Jean se retourna, en haussant les épaules, vers son ami Victor, qui répondait encore par signes au tendre adieu qu'on lui envoyait du quai, et il le plaisanta sur la visible émotion de Lucie et sur sa profonde affection pour lui.

Donat vint interrompre la conversation. Il montra aux deux amis un morceau de papier imprimé:

—Camarades, voyez un peu ceci… dit-il.

—Vous devenez ennuyeux avec vos camarades! murmura Jean d'un ton courroucé.

—Eh bien, je dirai, messieurs, puisque vous le voulez absolument, quoique je ne sois pas pauvre non plus. Allons, ne faisons pas tant de Compliments; vous devriez me dire, messieurs, ce que je tiens ici en main.

—C'est un billet de banque anglais de cinq livres, mon ami, répondit
Victor.

—Oui, mais en francs?

—Quelque chose de plus que cent vingt-cinq francs.

—J'avais peur, pardieu! que le vieux juif chez lequel j'ai changé mon argent ne m'eût fourré en main des chiffons de papier.

—En avez-vous beaucoup de cette espèce? Demanda Victor en souriant.

Le paysan regarda les matelots avec défiance, et dit mystérieusement à l'oreille des deux amis:

—J'en ai quatre: le reste de mon héritage. J'aurais bien pu placer ces cinq cents francs à intérêt chez l'agent d'affaires de notre village; mais on ne peut savoir ce qui arrivera là-bas; la prudence est la mère de la porcelaine. Si nous étions dupés et si nous ne trouvions pas d'or? Ce n'est pas Donat qui mourra de faim le premier: il a une poire pour la soif. Il faut que vous sachiez, messieurs, que je suis malin, beaucoup trop malin quelquefois!

La barque atteignit le navire, et les voyageurs furent salués par une salve d'applaudissements. Le Jonas avait déjà levé l'ancre et tendu ses voiles.

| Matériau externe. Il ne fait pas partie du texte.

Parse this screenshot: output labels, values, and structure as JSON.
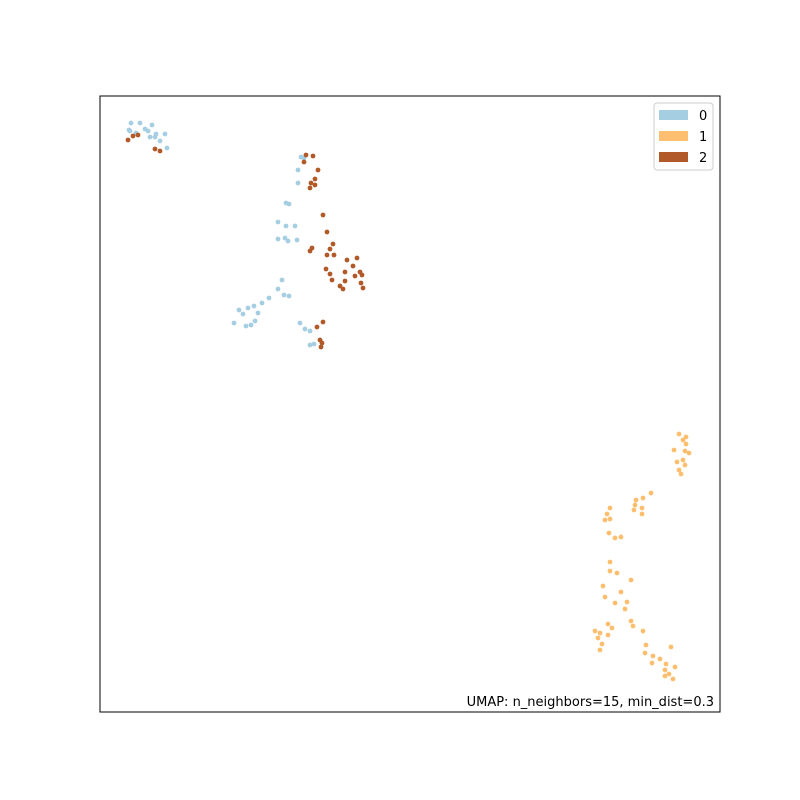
{
  "chart_data": {
    "type": "scatter",
    "title": "",
    "xlabel": "",
    "ylabel": "",
    "xlim": [
      0,
      620
    ],
    "ylim": [
      616,
      0
    ],
    "x_ticks_visible": false,
    "y_ticks_visible": false,
    "grid": false,
    "legend_placement": "top-right",
    "annotation": "UMAP: n_neighbors=15, min_dist=0.3",
    "series": [
      {
        "name": "0",
        "color": "#a6cee3",
        "points": [
          [
            31,
            27
          ],
          [
            40,
            27
          ],
          [
            52,
            29
          ],
          [
            30,
            35
          ],
          [
            29,
            34
          ],
          [
            45,
            33
          ],
          [
            48,
            35
          ],
          [
            36,
            37
          ],
          [
            50,
            41
          ],
          [
            56,
            38
          ],
          [
            55,
            41
          ],
          [
            60,
            45
          ],
          [
            65,
            38
          ],
          [
            67,
            52
          ],
          [
            201,
            61
          ],
          [
            204,
            62
          ],
          [
            198,
            74
          ],
          [
            198,
            87
          ],
          [
            186,
            107
          ],
          [
            189,
            108
          ],
          [
            178,
            126
          ],
          [
            186,
            130
          ],
          [
            185,
            142
          ],
          [
            178,
            143
          ],
          [
            188,
            145
          ],
          [
            197,
            144
          ],
          [
            195,
            130
          ],
          [
            182,
            184
          ],
          [
            178,
            193
          ],
          [
            184,
            199
          ],
          [
            189,
            200
          ],
          [
            169,
            202
          ],
          [
            162,
            207
          ],
          [
            154,
            210
          ],
          [
            148,
            212
          ],
          [
            139,
            214
          ],
          [
            143,
            218
          ],
          [
            158,
            217
          ],
          [
            155,
            225
          ],
          [
            134,
            227
          ],
          [
            151,
            229
          ],
          [
            146,
            230
          ],
          [
            200,
            227
          ],
          [
            205,
            233
          ],
          [
            210,
            235
          ],
          [
            214,
            248
          ],
          [
            210,
            249
          ]
        ]
      },
      {
        "name": "1",
        "color": "#fdbf6f",
        "points": [
          [
            579,
            338
          ],
          [
            586,
            341
          ],
          [
            583,
            344
          ],
          [
            586,
            348
          ],
          [
            574,
            354
          ],
          [
            585,
            355
          ],
          [
            589,
            357
          ],
          [
            583,
            364
          ],
          [
            577,
            366
          ],
          [
            585,
            369
          ],
          [
            581,
            378
          ],
          [
            579,
            374
          ],
          [
            551,
            397
          ],
          [
            543,
            402
          ],
          [
            536,
            404
          ],
          [
            535,
            409
          ],
          [
            542,
            412
          ],
          [
            534,
            414
          ],
          [
            542,
            418
          ],
          [
            510,
            412
          ],
          [
            507,
            418
          ],
          [
            505,
            424
          ],
          [
            510,
            423
          ],
          [
            509,
            437
          ],
          [
            515,
            442
          ],
          [
            521,
            441
          ],
          [
            510,
            466
          ],
          [
            510,
            475
          ],
          [
            517,
            477
          ],
          [
            531,
            484
          ],
          [
            503,
            490
          ],
          [
            505,
            501
          ],
          [
            521,
            496
          ],
          [
            515,
            507
          ],
          [
            527,
            506
          ],
          [
            525,
            513
          ],
          [
            531,
            525
          ],
          [
            533,
            530
          ],
          [
            508,
            528
          ],
          [
            512,
            532
          ],
          [
            508,
            539
          ],
          [
            495,
            535
          ],
          [
            500,
            537
          ],
          [
            498,
            542
          ],
          [
            502,
            548
          ],
          [
            500,
            554
          ],
          [
            543,
            535
          ],
          [
            546,
            549
          ],
          [
            545,
            557
          ],
          [
            571,
            551
          ],
          [
            553,
            560
          ],
          [
            560,
            563
          ],
          [
            552,
            567
          ],
          [
            566,
            568
          ],
          [
            575,
            571
          ],
          [
            565,
            574
          ],
          [
            569,
            578
          ],
          [
            565,
            580
          ],
          [
            573,
            583
          ]
        ]
      },
      {
        "name": "2",
        "color": "#b15928",
        "points": [
          [
            28,
            44
          ],
          [
            33,
            40
          ],
          [
            38,
            39
          ],
          [
            55,
            53
          ],
          [
            60,
            55
          ],
          [
            206,
            59
          ],
          [
            213,
            60
          ],
          [
            204,
            66
          ],
          [
            218,
            74
          ],
          [
            215,
            83
          ],
          [
            211,
            87
          ],
          [
            215,
            89
          ],
          [
            210,
            92
          ],
          [
            223,
            119
          ],
          [
            227,
            136
          ],
          [
            212,
            152
          ],
          [
            210,
            155
          ],
          [
            233,
            148
          ],
          [
            230,
            153
          ],
          [
            227,
            159
          ],
          [
            234,
            159
          ],
          [
            257,
            162
          ],
          [
            247,
            164
          ],
          [
            253,
            170
          ],
          [
            226,
            173
          ],
          [
            230,
            178
          ],
          [
            245,
            176
          ],
          [
            260,
            176
          ],
          [
            255,
            180
          ],
          [
            262,
            179
          ],
          [
            232,
            184
          ],
          [
            245,
            185
          ],
          [
            240,
            190
          ],
          [
            261,
            187
          ],
          [
            243,
            193
          ],
          [
            263,
            192
          ],
          [
            223,
            226
          ],
          [
            217,
            231
          ],
          [
            220,
            244
          ],
          [
            222,
            247
          ],
          [
            221,
            251
          ]
        ]
      }
    ]
  },
  "legend": {
    "items": [
      {
        "label": "0",
        "color": "#a6cee3"
      },
      {
        "label": "1",
        "color": "#fdbf6f"
      },
      {
        "label": "2",
        "color": "#b15928"
      }
    ]
  }
}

Bientôt il prit le vent et avança sous l'impulsion d'une fraîche brise.

Alors, le navire lâcha sa bordée pour dire adieu à la ville d'Anvers; les canots du fort répondirent à ce salut, les marins agitaient leurs chapeaux sur les mâts, les passagers remplissaient l'air de leurs cris de triomphe, les quais retentissaient des souhaits de bonheur de la foule; et le Jonas glissa majestueusement en avant, au bruit du canon qui grondait et des gigantesques acclamations des milliers de spectateurs.

Donat Kwik était le plus en train; il bondissait de droite à gauche comme un insensé, les bras levés et criait: «Hourra! hourra!» d'une voix si forte, que ses cris retentissaient au-dessus de ceux des autres passagers, pareils au braiment d'un âne. Comme il heurtait tout le monde, il recevait par-ci par-là un coup de poing dans le dos ou un coup de pied dans les jambes; mais il n'y faisait pas attention et beuglait à perdre haleine.

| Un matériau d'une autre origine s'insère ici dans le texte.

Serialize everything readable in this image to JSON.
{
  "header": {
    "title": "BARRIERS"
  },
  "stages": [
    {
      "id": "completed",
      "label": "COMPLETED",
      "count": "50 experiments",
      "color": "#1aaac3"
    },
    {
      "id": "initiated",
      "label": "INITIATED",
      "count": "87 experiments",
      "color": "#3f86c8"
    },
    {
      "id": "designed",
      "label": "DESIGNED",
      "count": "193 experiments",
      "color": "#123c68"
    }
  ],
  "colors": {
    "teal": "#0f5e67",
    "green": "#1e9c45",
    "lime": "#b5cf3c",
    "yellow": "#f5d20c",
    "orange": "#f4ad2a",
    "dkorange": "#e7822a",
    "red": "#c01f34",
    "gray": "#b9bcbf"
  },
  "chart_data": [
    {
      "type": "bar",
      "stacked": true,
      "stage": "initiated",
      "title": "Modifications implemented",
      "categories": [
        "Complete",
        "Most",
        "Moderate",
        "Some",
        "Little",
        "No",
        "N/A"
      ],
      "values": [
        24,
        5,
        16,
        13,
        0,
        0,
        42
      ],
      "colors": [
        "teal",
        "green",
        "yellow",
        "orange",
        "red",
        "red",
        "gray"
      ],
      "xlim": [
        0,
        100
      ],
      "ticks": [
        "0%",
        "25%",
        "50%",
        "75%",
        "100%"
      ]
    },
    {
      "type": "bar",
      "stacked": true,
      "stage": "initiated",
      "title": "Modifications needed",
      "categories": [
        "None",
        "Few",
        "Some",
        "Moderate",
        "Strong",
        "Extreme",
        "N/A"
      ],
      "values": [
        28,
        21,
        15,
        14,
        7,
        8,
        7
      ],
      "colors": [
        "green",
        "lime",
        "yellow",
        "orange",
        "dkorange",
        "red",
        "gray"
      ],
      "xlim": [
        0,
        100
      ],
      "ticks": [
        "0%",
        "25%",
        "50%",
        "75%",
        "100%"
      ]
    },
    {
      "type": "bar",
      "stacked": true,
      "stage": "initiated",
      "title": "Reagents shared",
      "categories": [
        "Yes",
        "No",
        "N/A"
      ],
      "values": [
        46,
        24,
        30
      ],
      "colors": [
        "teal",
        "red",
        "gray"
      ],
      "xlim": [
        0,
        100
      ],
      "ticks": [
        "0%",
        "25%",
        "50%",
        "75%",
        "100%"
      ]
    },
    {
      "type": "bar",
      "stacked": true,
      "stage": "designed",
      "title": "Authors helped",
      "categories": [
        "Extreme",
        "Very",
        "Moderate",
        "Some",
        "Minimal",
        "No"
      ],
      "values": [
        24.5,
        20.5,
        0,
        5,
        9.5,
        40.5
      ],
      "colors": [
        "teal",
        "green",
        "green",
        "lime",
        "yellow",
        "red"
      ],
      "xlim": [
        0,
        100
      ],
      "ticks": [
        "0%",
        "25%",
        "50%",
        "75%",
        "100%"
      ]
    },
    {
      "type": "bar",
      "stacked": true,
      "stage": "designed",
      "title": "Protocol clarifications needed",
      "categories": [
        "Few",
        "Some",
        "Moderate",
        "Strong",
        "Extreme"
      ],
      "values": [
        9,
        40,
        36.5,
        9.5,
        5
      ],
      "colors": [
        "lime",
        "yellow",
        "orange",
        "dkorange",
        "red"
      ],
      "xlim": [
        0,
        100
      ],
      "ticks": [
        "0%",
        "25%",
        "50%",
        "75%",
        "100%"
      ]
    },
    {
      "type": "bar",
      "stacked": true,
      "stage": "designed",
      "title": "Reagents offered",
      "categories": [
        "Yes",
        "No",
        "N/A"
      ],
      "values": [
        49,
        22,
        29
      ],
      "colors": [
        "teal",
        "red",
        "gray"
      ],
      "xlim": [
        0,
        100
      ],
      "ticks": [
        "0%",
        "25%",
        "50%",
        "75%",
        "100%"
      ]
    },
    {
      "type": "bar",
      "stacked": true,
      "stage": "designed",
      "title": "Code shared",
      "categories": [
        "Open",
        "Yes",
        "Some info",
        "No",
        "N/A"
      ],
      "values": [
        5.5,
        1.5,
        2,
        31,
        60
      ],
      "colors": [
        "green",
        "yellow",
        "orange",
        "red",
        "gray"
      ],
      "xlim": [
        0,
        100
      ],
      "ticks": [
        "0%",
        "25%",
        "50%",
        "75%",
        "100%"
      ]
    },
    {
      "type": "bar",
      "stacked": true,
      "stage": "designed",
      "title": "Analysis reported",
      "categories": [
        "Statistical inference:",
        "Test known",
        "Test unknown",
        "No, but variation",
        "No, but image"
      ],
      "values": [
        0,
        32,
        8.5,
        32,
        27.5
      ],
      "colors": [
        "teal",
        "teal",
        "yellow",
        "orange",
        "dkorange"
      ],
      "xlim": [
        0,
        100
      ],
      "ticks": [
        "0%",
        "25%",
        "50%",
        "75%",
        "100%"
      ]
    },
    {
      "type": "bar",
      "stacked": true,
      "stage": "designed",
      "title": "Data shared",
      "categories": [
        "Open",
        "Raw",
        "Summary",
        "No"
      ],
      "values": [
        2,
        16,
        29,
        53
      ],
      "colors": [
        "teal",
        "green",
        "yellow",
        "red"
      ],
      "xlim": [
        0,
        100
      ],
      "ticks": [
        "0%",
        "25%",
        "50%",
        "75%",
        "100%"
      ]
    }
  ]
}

Il remarqua ses deux compagnons de la barque qui, debout derrière la batterie, se montraient sur le quai l'endroit où ils croyaient que se trouvaient leurs parents, quoique la foule n'apparût plus à leurs yeux que comme une tache noire confuse. Donat passa la tête entre eux et dit grossièrement:

—Eh! eh! pardieu, camarades, sommes-nous malades? Je veux dire:
Messieurs, avons-nous du chagrin?

—Sur ma parole, dit Jean courroucé, si tu continues à nous ennuyer, je te casse le cou, entends-tu, Donat Kwik?

—Mais il n'y a pas là-dessous, dans la troisième classe, âme qui vive pour me comprendre! Répondit Donat. Ils sont aussi stupides que des veaux; ils baragouinent un patois inintelligible, et ils ne connaissent même pas un mot de flamand.

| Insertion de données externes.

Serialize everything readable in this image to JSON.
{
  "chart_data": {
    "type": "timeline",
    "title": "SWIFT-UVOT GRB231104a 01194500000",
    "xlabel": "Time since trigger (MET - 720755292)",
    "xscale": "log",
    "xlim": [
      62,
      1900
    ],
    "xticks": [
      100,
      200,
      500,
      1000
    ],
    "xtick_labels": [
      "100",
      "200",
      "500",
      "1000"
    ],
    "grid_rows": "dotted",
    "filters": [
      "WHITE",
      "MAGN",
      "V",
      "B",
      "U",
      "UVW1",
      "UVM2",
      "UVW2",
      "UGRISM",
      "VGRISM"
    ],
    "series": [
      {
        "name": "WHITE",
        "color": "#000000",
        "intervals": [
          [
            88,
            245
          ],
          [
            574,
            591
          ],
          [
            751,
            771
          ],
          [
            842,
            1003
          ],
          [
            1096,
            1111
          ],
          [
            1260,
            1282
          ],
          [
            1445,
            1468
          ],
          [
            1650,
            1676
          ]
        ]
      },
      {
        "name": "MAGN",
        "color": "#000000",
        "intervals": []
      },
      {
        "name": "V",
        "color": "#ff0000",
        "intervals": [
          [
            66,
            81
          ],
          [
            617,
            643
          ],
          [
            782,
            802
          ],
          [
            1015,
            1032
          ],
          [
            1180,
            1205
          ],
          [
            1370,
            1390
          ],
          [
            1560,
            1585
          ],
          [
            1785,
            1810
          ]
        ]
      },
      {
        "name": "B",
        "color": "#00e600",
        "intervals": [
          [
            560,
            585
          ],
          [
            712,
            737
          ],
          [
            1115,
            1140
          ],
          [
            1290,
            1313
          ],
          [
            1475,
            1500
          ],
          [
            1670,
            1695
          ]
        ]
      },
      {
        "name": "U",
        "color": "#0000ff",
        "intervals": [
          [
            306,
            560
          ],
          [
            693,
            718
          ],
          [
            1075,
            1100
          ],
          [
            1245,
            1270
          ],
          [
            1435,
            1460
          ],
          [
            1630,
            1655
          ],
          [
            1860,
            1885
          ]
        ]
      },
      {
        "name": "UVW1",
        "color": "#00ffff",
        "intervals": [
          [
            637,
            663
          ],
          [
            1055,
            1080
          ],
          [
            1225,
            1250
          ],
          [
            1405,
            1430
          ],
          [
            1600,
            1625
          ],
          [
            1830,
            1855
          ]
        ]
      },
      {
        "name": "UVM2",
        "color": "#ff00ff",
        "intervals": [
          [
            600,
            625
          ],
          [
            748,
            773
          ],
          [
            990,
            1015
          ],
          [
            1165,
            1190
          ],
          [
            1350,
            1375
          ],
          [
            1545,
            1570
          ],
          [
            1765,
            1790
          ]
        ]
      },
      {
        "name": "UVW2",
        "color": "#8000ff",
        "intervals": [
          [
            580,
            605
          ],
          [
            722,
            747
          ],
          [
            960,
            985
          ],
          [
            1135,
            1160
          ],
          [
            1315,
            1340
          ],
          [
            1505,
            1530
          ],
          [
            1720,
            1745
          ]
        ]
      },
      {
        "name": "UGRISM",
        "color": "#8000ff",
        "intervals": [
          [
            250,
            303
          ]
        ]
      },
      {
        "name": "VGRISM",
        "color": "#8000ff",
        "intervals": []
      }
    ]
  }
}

—C'est égal, va-t'en, te dis-je!

Le paysan, voyant que c'était sérieux, s'éloigna en traînant les jambes et grommela en lui-même:

—Qu'ils sont fiers, ces messieurs de la ville! Comme si je ne devais pas trouver autant d'or qu'eux, et même davantage. Si mes compatriotes ne veulent pas causer avec moi, je serai donc obligé de me coudre la bouche? Allons, allons, vive la joie!… Hourra! hourra! vive la Californie!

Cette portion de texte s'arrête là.